Across the United States, hospitals are using proctors to assist in the credentialing of physicians and surgeons. Similarly, many hospitals are requiring surgeons to be proctored for a number of procedures when they first begin to use new equipment, such as robotic laproscopic devices. The assistance of a knowledgeable proctor in these situations can be very helpful to the hospital in making a determination of whether the observed surgeon is qualified to offer these new services to the general public.

Although the proctor is often the most experienced surgeon involved in a surgical procedure, he or she must be careful not to become involved in a procedure outside of an observational role. A proctor should remain outside the sterile field, not scrub in and not participate in the medical decision-making during the procedure.
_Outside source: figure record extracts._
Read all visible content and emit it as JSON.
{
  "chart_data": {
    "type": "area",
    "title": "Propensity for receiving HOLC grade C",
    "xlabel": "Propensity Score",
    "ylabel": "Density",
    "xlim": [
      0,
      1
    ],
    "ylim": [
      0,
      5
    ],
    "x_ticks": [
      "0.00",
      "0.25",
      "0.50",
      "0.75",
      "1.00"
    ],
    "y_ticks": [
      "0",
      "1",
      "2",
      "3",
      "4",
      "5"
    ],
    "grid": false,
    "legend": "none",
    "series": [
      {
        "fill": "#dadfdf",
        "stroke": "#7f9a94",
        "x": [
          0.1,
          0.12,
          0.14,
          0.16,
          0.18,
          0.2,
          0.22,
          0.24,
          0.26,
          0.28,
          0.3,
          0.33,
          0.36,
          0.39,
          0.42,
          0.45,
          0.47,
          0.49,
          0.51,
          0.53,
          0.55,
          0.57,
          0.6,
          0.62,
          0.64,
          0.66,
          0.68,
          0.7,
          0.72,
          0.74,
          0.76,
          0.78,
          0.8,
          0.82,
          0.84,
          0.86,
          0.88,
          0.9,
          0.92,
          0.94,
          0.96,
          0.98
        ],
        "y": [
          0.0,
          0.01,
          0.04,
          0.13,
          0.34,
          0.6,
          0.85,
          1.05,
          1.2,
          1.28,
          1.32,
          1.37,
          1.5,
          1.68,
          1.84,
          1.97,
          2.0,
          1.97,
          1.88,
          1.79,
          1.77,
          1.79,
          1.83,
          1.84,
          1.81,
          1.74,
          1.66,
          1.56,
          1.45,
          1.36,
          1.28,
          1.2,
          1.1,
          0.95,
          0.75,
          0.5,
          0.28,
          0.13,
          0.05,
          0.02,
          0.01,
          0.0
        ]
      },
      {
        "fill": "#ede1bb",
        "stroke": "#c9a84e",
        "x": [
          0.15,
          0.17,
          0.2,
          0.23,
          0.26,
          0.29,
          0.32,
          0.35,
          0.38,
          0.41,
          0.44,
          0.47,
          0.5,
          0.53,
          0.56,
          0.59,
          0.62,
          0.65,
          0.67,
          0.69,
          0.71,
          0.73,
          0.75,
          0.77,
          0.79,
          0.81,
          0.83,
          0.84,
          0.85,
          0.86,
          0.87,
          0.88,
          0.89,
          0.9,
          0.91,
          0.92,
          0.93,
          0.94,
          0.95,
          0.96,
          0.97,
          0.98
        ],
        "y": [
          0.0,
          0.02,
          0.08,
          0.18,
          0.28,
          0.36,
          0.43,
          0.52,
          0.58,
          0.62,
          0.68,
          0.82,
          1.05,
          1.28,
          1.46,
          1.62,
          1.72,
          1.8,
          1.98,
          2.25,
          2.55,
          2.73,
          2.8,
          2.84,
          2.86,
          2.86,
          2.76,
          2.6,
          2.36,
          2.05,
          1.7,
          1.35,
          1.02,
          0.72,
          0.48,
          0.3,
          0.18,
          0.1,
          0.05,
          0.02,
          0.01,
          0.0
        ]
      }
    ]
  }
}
And while a pre-surgical discussion or review of the patient's chart is generally acceptable behavior for a proctor, a surgical proctor must ensure that the primary role is to act only as an observer.

A proctor who stays within these guidelines should not have any medical malpractice liability should a procedure be performed below the standard of care. However, if a proctor expands this role to the point of assisting or advising in the performance of the procedure, he or she can expect to be brought into medical malpractice cases.


Lee C. Weatherly is an attorney with Carlock, Copeland & Stair, LLP in Charleston, SC, where one of his specialties is medical malpractice litigation. He is licensed to practice in South Carolina and Kentucky.